Je lus quelques dernières phrases, fermai mon
classeur avec un énorme soupir et le posai sur le lit. Puis, alors que j’allais
sortir de ma chambre, j’entendis un bruit qui me terrifia : la porte
d’entrée venait de s’actionner. Mon père rentrait du travail.
Il me fallut tout le courage du monde pour
prendre sur moi et ne pas pleurer ; mais ma panique se traduisit
immédiatement par des tremblements.
- Ça va aller,
Manou ! me dit tendrement Louise en me donnant une caresse dans le dos.
Je ne lui répondis pas, de peur d’être crue ou froide.
Avec l’aide de ma sœur, je descendis les
escaliers et me rendis dans la salle à manger. Effectivement, mon père était
rentré. Lorsqu’il me vit en pyjama, sa première question fut :
- Qu’est-ce que tu as
fait ?!
Je ne pus lui répondre.
- Marie, ton père t’a
posé une question ! commenta ma mère.
C’est alors que je fondis en larmes. Loin
d’amadouer mes parents – bien qu’elles questionnassent tout de même Michael -,
mes larmes ne servirent qu’à me soulager : c’était une chose de moins à
contrôler.
- J’attends que tu
m’expliques !
- Si je t’explique, tu
vas me donner une fessée ! sanglotai-je. Et maman l’a déjà fait…
- Tu en mérites largement
une deuxième ! me coupa Scarlett.
- Mais maman…
- Vas-tu m’expliquer ce
que tu as fait, oui ou non ?! tonna mon père.
- J’ai triché,
murmurai-je néanmoins assez fort pour que mon père entende. J’ai fait des
anti-sèches pour les partiels.
- Tu as quoi ?!?!
s’exclama mon père.
- Ta fille ne s’y est pas
prise assez tôt pour réviser, poursuivit ma mère, elle a donc cru bon, en
partisane du moindre effort, de faire des anti-sèches pour y avoir recours
pendant ses examens !
- T’es-tu fait
attraper ?! me questionna l’informaticien.
- Non papa, répondis-je
en secouant la tête.
Lorsque je vis mon père me foncer dessus, je
fermai fortement les yeux, serrai les fesses et contractai tout le reste de mon
corps pour parer à l’ouragan qui allait s’abattre sur moi.

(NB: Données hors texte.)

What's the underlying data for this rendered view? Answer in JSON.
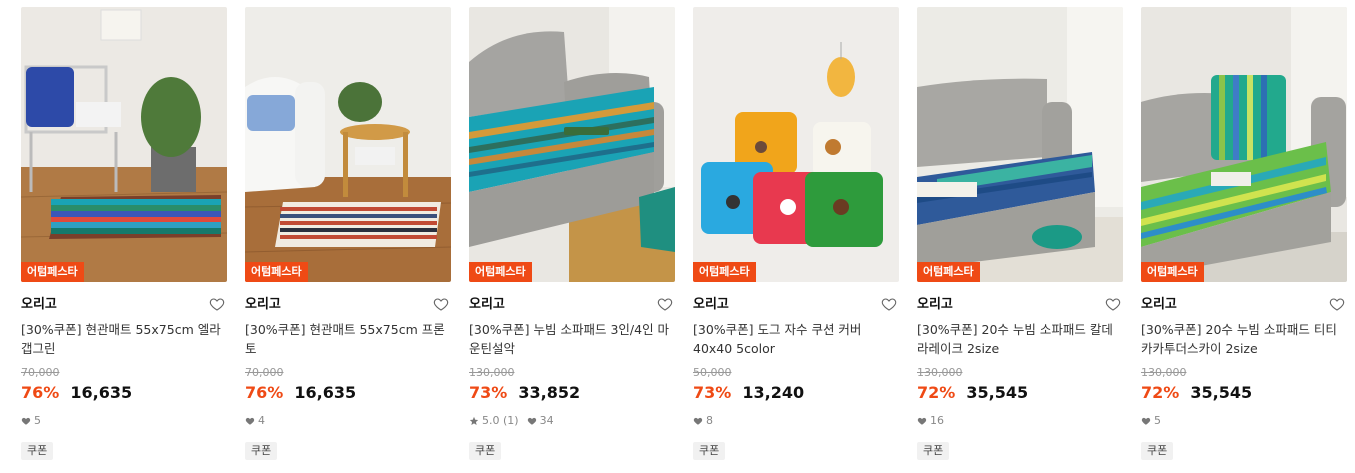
{
  "products": [
    {
      "badge": "어텀페스타",
      "brand": "오리고",
      "title": "[30%쿠폰] 현관매트 55x75cm 엘라갭그린",
      "original_price": "70,000",
      "discount": "76%",
      "price": "16,635",
      "likes": "5",
      "rating": null,
      "coupon": "쿠폰",
      "icon": "heart-icon"
    },
    {
      "badge": "어텀페스타",
      "brand": "오리고",
      "title": "[30%쿠폰] 현관매트 55x75cm 프론토",
      "original_price": "70,000",
      "discount": "76%",
      "price": "16,635",
      "likes": "4",
      "rating": null,
      "coupon": "쿠폰",
      "icon": "heart-icon"
    },
    {
      "badge": "어텀페스타",
      "brand": "오리고",
      "title": "[30%쿠폰] 누빔 소파패드 3인/4인 마운틴설악",
      "original_price": "130,000",
      "discount": "73%",
      "price": "33,852",
      "likes": "34",
      "rating": "5.0 (1)",
      "coupon": "쿠폰",
      "icon": "heart-icon"
    },
    {
      "badge": "어텀페스타",
      "brand": "오리고",
      "title": "[30%쿠폰] 도그 자수 쿠션 커버 40x40 5color",
      "original_price": "50,000",
      "discount": "73%",
      "price": "13,240",
      "likes": "8",
      "rating": null,
      "coupon": "쿠폰",
      "icon": "heart-icon"
    },
    {
      "badge": "어텀페스타",
      "brand": "오리고",
      "title": "[30%쿠폰] 20수 누빔 소파패드 칼데라레이크 2size",
      "original_price": "130,000",
      "discount": "72%",
      "price": "35,545",
      "likes": "16",
      "rating": null,
      "coupon": "쿠폰",
      "icon": "heart-icon"
    },
    {
      "badge": "어텀페스타",
      "brand": "오리고",
      "title": "[30%쿠폰] 20수 누빔 소파패드 티티카카투더스카이 2size",
      "original_price": "130,000",
      "discount": "72%",
      "price": "35,545",
      "likes": "5",
      "rating": null,
      "coupon": "쿠폰",
      "icon": "heart-icon"
    }
  ],
  "colors": {
    "accent": "#ef4a15",
    "muted": "#999999"
  }
}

Contre toute attente, Michael s’arrêta
soudainement, avant même d’arriver à ma hauteur. Me jetant un regard que je
n’avais encore jamais vu chez lui, il me dit froidement :
- Tu me déçois, Marie. Tu
me déçois vraiment.
Ce fut la dernière phrase que mon père prononça
de toute la soirée.
Cela me mit dans un tel
état de tristesse, de culpabilité et de honte que, continuant de pleurer, je courus
me réfugier dans ma chambre après le dîner, n’ayant même pas pris de dessert.
Je priai pour que tout le monde me laisse tranquille, ce fut le cas. Ma mère ne
mit pas ses menaces de révision à exécution. Tant mieux. De toute façon, je n’avais
plus l’intention d’aller passer mes examens. Je n’avais plus l’intention de
faire quoique ce soit d’autre. J’avais atteint le point de non-retour avec Michael
et Scarlett. Ma mère ne m’avait jamais autant punie, signe que j’avais atteint
une énorme limite ; quant à mon père, j’avais tellement dépassé les bornes
qu’il n’avait même plus la volonté de me remettre sur les rails.
Je ne me sentais plus digne d’être leur
fille.
Je leur avais trop souvent désobéi ; ils avaient été trop de fois dupés puis
déçus. Mieux valait pour eux que je sorte de leurs vies. Je ne méritais pas de
tels parents.
Prenant ce chemin que j’avais
emprunté tant de fois, je sortis par la porte du garage et marchai dans l’obscurité
vers… je ne savais où.
Scarlett
Michael
et moi avions permis aux filles de remonter dans leurs chambres pour réviser.
Tandis que nous buvions un café, je demandai à mon
mari :
- Tu crois que Marie révise ?
J’irais bien vérifier…
- Elle m’a tellement déçu
que je n’ai même plus envie de la surveiller. Du moins, pas ce soir.
- Mike, ne me lâche pas !
le priai-je. Pas maintenant ! Marie a fait trop de progrès pour qu’on la
lâche maintenant ! Et nous aussi, d’ailleurs !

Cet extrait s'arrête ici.